Randall, when asked if the U. had any “substantive conversations” with the Big Ten in recent weeks, said he was going to “keep lots of conversations relatively private,” but conceded, “We explored lots of options.”

As, apparently, did just about everyone else.

And so it was this past Friday that Oregon and Washington accepted an offer to move to the Big Ten. The Big 12 then moved quickly to vulture some other appealing pieces, making offers to Arizona, ASU, and Utah.

The U.’s board of trustees voted unanimously in an emergency meeting Friday evening to accept an invitation from the new conference.

With the Pac-12 suddenly reduced to a Pac-4 as of next year, the programs left behind naturally have a slightly different perspective on the decisions their counterparts made to so quickly bail out.

“We are disappointed with the recent decisions by some of our Pac-12 peers,” Washington State President Kirk Schulz and Athletic Director Pat Chun said in a joint statement. “While we had hoped that our membership would remain together, this outcome was always a possibility.”

Cal football coach Justin Wilcox, who is an Oregon graduate, was more blunt.

“It’s really sad. From what I know, it probably didn’t need to come to this. But things happened along the way,” he said. “Really unfortunate, frustrating. There’s some anger there.”

“What this enterprise was built on was regionality and rivalries. That is gone. That is leaving the Pac-12,” Oregon State athletic director Scott Barnes told The Oregonian. “Some of the most special pieces about our model is regionality of competition and rivalries. Those things are forgotten.”

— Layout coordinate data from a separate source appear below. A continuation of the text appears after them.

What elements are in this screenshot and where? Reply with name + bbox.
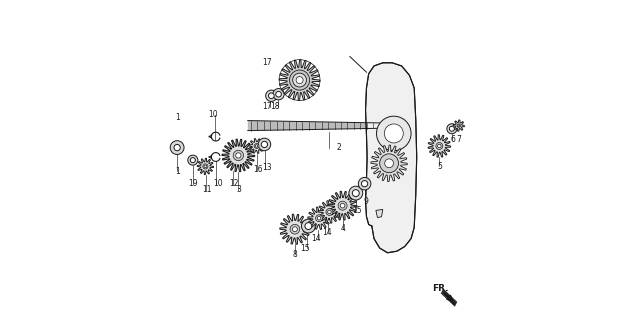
Circle shape <box>376 116 411 151</box>
Text: 6: 6 <box>450 135 455 144</box>
Circle shape <box>383 157 396 170</box>
Circle shape <box>292 227 298 232</box>
Polygon shape <box>365 63 417 253</box>
Circle shape <box>305 223 312 230</box>
Circle shape <box>188 155 198 165</box>
Circle shape <box>258 138 271 151</box>
Polygon shape <box>376 209 383 218</box>
Circle shape <box>269 93 274 99</box>
Text: 17: 17 <box>262 102 271 111</box>
Text: 17: 17 <box>262 58 271 67</box>
Text: 2: 2 <box>337 143 341 152</box>
Polygon shape <box>280 214 310 244</box>
Circle shape <box>276 91 282 97</box>
Polygon shape <box>197 158 214 175</box>
Circle shape <box>255 145 258 147</box>
Circle shape <box>317 216 321 220</box>
Text: 7: 7 <box>456 135 461 144</box>
Circle shape <box>292 73 307 87</box>
Polygon shape <box>248 121 389 131</box>
Circle shape <box>204 165 207 168</box>
Circle shape <box>296 77 303 84</box>
Circle shape <box>289 70 310 90</box>
Polygon shape <box>318 201 340 223</box>
Text: 9: 9 <box>363 197 368 206</box>
Circle shape <box>384 124 403 143</box>
Circle shape <box>301 219 316 233</box>
Text: 3: 3 <box>236 186 241 194</box>
Circle shape <box>170 141 184 154</box>
Text: 4: 4 <box>341 224 346 233</box>
Circle shape <box>328 210 331 214</box>
Text: 1: 1 <box>175 113 179 122</box>
Circle shape <box>457 124 461 127</box>
Text: 12: 12 <box>229 179 239 188</box>
Circle shape <box>340 203 345 208</box>
Circle shape <box>290 225 300 234</box>
Polygon shape <box>389 123 394 128</box>
Text: 8: 8 <box>292 250 297 259</box>
Polygon shape <box>442 291 457 306</box>
Polygon shape <box>249 138 264 154</box>
Circle shape <box>254 143 259 149</box>
Circle shape <box>358 177 371 190</box>
Circle shape <box>203 164 208 169</box>
Text: 16: 16 <box>253 165 262 174</box>
Circle shape <box>233 150 244 161</box>
Text: 11: 11 <box>202 186 212 194</box>
Text: FR.: FR. <box>433 284 449 293</box>
Text: 1: 1 <box>175 167 179 176</box>
Circle shape <box>380 154 399 173</box>
Text: 10: 10 <box>209 110 218 119</box>
Text: 14: 14 <box>322 228 332 237</box>
Circle shape <box>190 158 195 163</box>
Circle shape <box>273 89 284 100</box>
Text: 19: 19 <box>188 179 198 188</box>
Circle shape <box>174 144 180 151</box>
Text: 15: 15 <box>300 244 310 252</box>
Polygon shape <box>308 207 330 230</box>
Polygon shape <box>428 135 451 157</box>
Text: 14: 14 <box>312 234 321 243</box>
Polygon shape <box>371 145 407 181</box>
Circle shape <box>316 215 323 222</box>
Text: 13: 13 <box>262 164 271 172</box>
Circle shape <box>362 181 368 187</box>
Circle shape <box>385 159 394 168</box>
Text: 10: 10 <box>213 179 223 188</box>
Polygon shape <box>453 120 465 131</box>
Circle shape <box>261 141 268 148</box>
Circle shape <box>436 143 443 149</box>
Circle shape <box>447 124 457 134</box>
Polygon shape <box>222 139 255 172</box>
Polygon shape <box>328 191 357 220</box>
Circle shape <box>326 208 333 215</box>
Circle shape <box>338 201 347 210</box>
Circle shape <box>458 125 460 127</box>
Circle shape <box>349 186 363 200</box>
Circle shape <box>386 160 392 167</box>
Circle shape <box>236 153 241 158</box>
Polygon shape <box>279 60 320 100</box>
Circle shape <box>266 90 277 101</box>
Circle shape <box>438 144 441 148</box>
Circle shape <box>449 126 454 131</box>
Text: 5: 5 <box>437 162 442 171</box>
Text: 15: 15 <box>352 206 362 215</box>
Circle shape <box>353 190 359 197</box>
Text: 18: 18 <box>271 102 280 111</box>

Randall and Harlan are certainly sympathetic to those schools, and even acknowledged some bittersweet feelings of their own, considering the century-plus-long history of the Pac-12, to say nothing of Utah’s former elation at getting to admitted to the league a dozen years ago.

But they felt jumping ship to the Big 12 enables them to better look out for their program’s best interests.

“It’s an innovative conference that is looking toward the future,” Randall said Monday. “… I’m very, very optimistic.”